The phrase “it’s an acquired taste” has become a smirked insult these days, but some things really are acquired tastes, and the taste is worth acquiring. It’s been true in my life of wine, of comics, of anime, and of many other things.

So it is of Mobile Suit Gundam, the original anime series that started the sprawling Gundam franchise.

[Amuro Ray]

I’ll clear a few things out of the way before heading into the good stuff: the animation is atrocious. It’s about equivalent to Hanna-Barbera‘s stuff from the 70’s.
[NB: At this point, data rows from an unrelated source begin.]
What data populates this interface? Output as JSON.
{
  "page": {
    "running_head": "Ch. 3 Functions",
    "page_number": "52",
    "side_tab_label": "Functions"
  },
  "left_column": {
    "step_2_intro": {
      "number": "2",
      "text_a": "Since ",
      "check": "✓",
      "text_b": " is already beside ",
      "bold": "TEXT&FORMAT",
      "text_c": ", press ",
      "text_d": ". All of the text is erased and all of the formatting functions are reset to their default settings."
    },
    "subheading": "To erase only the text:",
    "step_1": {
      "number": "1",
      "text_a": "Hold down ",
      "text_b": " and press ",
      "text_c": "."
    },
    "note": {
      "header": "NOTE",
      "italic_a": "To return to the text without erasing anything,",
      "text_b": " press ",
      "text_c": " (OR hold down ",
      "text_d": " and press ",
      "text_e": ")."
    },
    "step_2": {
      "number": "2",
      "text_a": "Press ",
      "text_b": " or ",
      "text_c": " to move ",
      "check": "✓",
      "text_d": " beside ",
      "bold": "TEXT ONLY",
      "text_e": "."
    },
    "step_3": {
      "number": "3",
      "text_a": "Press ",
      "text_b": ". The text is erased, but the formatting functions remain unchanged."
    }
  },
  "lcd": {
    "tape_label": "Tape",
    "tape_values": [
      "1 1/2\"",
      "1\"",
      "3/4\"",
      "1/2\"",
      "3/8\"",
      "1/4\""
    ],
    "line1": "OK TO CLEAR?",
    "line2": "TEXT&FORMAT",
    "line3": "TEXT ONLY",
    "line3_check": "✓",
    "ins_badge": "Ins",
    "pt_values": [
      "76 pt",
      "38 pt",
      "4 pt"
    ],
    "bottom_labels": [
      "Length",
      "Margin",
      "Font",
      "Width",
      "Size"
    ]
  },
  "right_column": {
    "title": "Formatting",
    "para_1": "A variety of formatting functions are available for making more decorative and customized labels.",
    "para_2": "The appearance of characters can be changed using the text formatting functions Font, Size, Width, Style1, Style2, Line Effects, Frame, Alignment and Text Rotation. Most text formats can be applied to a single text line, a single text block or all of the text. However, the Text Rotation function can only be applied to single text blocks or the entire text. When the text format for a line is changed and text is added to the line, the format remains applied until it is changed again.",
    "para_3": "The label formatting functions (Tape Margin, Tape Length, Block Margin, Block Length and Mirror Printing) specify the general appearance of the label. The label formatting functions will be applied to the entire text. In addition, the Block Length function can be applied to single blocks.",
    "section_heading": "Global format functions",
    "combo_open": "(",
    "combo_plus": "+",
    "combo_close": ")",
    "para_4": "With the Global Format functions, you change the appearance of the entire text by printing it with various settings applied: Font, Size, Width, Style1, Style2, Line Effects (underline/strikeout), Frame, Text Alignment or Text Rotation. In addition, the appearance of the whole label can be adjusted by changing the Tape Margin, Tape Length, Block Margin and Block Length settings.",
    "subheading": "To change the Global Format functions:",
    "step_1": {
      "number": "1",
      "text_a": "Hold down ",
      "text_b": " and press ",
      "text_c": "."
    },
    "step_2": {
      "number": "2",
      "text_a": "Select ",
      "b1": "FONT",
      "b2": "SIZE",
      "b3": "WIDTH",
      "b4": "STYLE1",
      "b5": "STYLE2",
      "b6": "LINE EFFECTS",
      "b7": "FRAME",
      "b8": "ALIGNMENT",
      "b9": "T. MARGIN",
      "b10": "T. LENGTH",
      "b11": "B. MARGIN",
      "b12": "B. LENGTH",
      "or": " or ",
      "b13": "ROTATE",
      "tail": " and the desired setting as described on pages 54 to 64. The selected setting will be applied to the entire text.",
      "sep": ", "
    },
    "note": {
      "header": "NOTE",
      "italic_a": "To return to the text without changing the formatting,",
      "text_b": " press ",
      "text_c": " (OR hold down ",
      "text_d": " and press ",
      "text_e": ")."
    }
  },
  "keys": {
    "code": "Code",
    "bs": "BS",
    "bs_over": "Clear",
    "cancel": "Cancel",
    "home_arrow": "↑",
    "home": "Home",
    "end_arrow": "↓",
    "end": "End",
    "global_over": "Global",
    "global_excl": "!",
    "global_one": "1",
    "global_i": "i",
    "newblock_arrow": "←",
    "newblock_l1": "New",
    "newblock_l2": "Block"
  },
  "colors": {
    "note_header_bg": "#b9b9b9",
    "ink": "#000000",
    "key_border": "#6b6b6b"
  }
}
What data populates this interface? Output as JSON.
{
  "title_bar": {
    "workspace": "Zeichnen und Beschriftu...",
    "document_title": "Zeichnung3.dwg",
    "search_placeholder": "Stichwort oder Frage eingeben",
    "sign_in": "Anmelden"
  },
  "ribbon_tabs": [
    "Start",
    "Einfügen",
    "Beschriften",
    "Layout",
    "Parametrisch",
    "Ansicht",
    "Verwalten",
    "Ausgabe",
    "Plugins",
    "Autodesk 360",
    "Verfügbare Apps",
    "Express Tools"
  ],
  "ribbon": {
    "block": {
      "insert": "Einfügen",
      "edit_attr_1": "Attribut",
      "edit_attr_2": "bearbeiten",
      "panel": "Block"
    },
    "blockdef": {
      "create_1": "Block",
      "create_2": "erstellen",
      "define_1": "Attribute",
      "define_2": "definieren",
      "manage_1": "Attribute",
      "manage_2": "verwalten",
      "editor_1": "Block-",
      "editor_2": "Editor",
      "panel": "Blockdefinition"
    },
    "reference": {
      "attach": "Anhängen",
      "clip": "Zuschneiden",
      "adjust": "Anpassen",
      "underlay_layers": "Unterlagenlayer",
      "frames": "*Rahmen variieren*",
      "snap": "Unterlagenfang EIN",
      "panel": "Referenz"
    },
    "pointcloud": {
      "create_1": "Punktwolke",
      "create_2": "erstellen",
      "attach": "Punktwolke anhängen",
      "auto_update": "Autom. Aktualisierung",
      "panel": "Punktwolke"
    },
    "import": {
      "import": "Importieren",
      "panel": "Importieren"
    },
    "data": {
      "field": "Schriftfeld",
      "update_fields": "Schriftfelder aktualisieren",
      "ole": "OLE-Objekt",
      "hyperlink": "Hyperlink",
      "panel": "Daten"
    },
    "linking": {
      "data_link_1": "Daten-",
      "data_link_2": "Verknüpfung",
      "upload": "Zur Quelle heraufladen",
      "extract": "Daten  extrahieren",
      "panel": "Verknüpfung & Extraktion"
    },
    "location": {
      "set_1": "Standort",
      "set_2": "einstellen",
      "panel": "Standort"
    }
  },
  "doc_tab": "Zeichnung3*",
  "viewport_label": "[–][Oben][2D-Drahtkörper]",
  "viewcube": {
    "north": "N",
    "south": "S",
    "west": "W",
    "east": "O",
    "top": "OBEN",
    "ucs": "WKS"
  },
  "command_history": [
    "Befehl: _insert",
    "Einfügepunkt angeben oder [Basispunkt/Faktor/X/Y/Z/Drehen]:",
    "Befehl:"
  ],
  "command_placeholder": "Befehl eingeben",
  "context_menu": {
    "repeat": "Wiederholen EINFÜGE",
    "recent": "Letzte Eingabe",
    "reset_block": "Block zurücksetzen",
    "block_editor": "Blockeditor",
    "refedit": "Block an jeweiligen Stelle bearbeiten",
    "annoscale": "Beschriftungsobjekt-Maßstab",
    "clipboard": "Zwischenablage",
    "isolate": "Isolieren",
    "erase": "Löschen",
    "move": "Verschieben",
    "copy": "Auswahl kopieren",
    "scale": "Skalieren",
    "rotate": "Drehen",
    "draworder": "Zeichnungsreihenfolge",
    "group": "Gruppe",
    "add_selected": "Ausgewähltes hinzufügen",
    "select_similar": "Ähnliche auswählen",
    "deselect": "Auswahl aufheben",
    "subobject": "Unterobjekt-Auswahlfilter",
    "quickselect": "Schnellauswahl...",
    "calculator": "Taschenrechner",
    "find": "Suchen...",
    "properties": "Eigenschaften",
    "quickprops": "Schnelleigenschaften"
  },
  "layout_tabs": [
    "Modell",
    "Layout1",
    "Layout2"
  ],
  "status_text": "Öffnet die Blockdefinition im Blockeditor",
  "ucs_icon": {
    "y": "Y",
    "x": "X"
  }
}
The music is no better, frankly; it’s pretty much exactly what you’d expect from a kid’s show from 1979. Lots of bad drum rolls and trumpet blares.

But the story…the story.

First, the critical aspect to enjoying this show is establishing its historical context. Mobile Suit Gundam was released in 1979, during the same era as Voltron and Star Blazers. Anime was still very much for kids at this point. Imagine eight-year-olds turning on the television and seeing this:

  • The love interest’s entire family is killed practically before her eyes. In the first episode. There’s a terrible moment where she breaks down over the dead body of her mother. In a kid’s show.
  • The hero, Amuro, (unknowingly) kills his own father.
  • Amuro has no idea what he’s doing, and suffers for it. He doesn’t win every battle through dumb luck and supernatural reflexes; he’s beaten several times by Char Aznable, despite Amuro using a massively overpowered superweapon.
  • When the (few) civilian survivors of Side 7 reach a safe haven, they’re told that they will all be deported to Earth, except for the civilian defenders who used the Gundam weapons. They’ve all been conscripted, because they’ve become privvy to top-secret technology, and the military’s not about to let them wander off.
  • Amuro hates war. He despises the position he’s in, and he despises his commanding officer, and he isn’t afraid to make that clear.
  • Char is absolutely brilliant. He’s constantly thinking a few steps ahead. Ahead of the other characters, and ahead of you.
  • There are no villains. There are just different sides.

Again, to make an anime series that’s this serious, and that is this rigorous with its characters and even its science, was unheard of. This was made in practically the prehistory of anime, and it’s as seriously rigorous with its approach as the best anime of today, despite being a quarter of a century old.

Would that all television was this visionary.